A produção tem boas referências explícitas (“Mens@gem para você” e “Harry e Sally – feitos um para o outro”) e faz uma oportuna crítica à indústria cinematográfica (mencionando, com razão, “Se beber, não case”), que emprega (literalmente nos papéis de destaque, inclusive) a heteronormatividade para que a cultura LGBTQIA+ seja melhor aceita pelo público em geral. Entretanto, quando mergulha na História desta comunidade, é deveras superficial, limitando-se a mencionar a Revolta de Stonewall (sem apresentar o evento adequadamente aos que o desconhecem), a apontar a tentativa historiográfica de apagar ou negar registros e ao reconhecer seu viés deprimente naquilo que chega ao grande público (homofobia, AIDS etc.). Já quando ingressa em terrenos mais arenosos, como os benefícios do ensino da luta da comunidade LGBT+ para as crianças, o filme não encontra fundamentos robustos para além do discurso que já tinha enfatizado antes – qual seja, o de que a marginalização de um grupo molda o comportamento das novas gerações. Afirmar que ensinar as crianças que a homossexualidade é uma característica pessoal que deve ser aceita e respeitada por todos é necessário em tempos de reacionarismo em várias partes do mundo, mas é insuficiente para um real progresso social – afinal, a resposta conservadora é, acriticamente, que o assunto não é compatível com a infância.

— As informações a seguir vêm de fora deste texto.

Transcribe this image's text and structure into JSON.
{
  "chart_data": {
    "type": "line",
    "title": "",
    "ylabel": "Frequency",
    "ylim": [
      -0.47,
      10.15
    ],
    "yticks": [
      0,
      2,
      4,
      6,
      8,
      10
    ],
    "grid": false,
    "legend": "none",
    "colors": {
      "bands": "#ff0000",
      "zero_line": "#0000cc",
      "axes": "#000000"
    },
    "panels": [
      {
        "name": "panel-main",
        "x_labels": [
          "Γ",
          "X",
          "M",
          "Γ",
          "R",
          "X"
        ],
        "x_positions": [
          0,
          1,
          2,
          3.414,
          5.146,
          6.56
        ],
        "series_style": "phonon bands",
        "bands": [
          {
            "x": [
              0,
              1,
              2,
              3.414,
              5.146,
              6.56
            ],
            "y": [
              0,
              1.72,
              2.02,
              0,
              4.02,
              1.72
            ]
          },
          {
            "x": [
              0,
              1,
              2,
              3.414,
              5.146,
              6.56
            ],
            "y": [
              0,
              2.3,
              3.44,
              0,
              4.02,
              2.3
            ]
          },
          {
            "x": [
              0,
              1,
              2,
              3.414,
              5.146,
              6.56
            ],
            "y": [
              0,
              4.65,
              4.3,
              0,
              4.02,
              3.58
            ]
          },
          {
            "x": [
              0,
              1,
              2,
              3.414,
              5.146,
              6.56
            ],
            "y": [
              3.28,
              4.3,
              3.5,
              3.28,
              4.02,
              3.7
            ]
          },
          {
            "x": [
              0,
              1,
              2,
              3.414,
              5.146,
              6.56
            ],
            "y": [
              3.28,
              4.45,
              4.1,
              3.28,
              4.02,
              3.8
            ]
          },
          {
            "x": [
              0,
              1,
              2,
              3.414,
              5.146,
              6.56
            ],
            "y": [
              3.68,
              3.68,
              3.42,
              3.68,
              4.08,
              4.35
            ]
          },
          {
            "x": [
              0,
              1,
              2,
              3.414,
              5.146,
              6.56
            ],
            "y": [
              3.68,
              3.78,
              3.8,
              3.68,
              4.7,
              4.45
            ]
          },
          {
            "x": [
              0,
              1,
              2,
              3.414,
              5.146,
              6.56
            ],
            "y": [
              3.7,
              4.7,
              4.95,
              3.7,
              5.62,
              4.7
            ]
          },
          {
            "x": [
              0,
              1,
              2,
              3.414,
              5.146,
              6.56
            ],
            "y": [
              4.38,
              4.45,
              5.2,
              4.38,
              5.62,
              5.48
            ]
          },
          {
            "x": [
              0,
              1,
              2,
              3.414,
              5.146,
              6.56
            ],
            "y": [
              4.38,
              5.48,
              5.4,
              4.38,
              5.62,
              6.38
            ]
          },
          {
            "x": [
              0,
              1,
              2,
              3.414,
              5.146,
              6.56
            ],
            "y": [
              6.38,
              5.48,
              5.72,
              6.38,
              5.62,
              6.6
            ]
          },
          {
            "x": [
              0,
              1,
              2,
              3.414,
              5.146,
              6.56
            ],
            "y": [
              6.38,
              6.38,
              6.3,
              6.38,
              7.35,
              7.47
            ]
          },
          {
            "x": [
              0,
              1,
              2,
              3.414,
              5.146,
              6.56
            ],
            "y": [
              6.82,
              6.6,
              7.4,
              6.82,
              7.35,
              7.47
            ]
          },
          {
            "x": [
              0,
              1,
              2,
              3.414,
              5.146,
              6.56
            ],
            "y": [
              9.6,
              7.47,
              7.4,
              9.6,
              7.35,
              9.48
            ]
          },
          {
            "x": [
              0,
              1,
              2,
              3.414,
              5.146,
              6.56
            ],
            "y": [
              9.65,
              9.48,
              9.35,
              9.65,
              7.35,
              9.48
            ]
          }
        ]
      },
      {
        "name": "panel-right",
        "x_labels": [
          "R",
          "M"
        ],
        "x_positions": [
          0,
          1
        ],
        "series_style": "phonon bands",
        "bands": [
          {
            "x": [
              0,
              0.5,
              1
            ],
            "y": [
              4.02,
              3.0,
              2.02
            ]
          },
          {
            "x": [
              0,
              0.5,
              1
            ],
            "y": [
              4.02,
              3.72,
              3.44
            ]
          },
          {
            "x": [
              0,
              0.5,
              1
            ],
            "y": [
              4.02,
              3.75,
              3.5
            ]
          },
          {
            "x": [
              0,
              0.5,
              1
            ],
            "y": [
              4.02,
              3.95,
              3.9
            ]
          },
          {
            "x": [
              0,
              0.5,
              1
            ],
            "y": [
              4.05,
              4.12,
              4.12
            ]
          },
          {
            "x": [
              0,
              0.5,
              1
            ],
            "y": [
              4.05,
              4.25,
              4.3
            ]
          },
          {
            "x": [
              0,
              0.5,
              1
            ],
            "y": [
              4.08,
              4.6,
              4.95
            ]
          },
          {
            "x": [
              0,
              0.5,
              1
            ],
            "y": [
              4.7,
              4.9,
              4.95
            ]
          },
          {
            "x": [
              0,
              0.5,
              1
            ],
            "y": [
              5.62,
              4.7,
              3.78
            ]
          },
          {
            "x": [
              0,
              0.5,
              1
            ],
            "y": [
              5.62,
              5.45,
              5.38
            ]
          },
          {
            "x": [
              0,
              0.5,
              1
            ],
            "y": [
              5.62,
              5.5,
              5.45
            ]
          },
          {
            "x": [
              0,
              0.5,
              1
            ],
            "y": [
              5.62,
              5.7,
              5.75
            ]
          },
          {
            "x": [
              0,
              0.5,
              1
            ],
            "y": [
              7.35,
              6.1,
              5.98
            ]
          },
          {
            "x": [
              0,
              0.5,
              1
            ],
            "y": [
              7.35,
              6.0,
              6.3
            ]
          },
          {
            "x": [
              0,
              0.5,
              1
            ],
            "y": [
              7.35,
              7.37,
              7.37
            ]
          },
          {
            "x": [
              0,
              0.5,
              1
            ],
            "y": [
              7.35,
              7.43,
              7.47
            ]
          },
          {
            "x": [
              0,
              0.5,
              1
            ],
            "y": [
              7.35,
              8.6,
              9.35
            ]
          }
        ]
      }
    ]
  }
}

Mais que amigos” é expõe a cultura gay (os reality shows, as divas, os apps…) e até mesmo o sexo (o pragmatismo da conversa, a efemeridade da satisfação, a dependência do visual…) de uma maneira sincera e geralmente livre de julgamentos morais (todavia, com sagacidade, ironiza a desconfiança com o poliamor), o que evidentemente não é encontrado nas comédias românticas de casais heterossexuais, tampouco nas de casais gays limitados pela heteronormatividade. O filme denuncia a maneira como a homofobia estrutural limita o ser (como nos sonhos de infância de Aaron) e resulta em pessoas infelizes, frustradas e deprimidas na idade adulta. É isso que ele tem de melhor. Mas é pouco para uma produção que aspirava a se tornar paradigma de um gênero cinematográfico.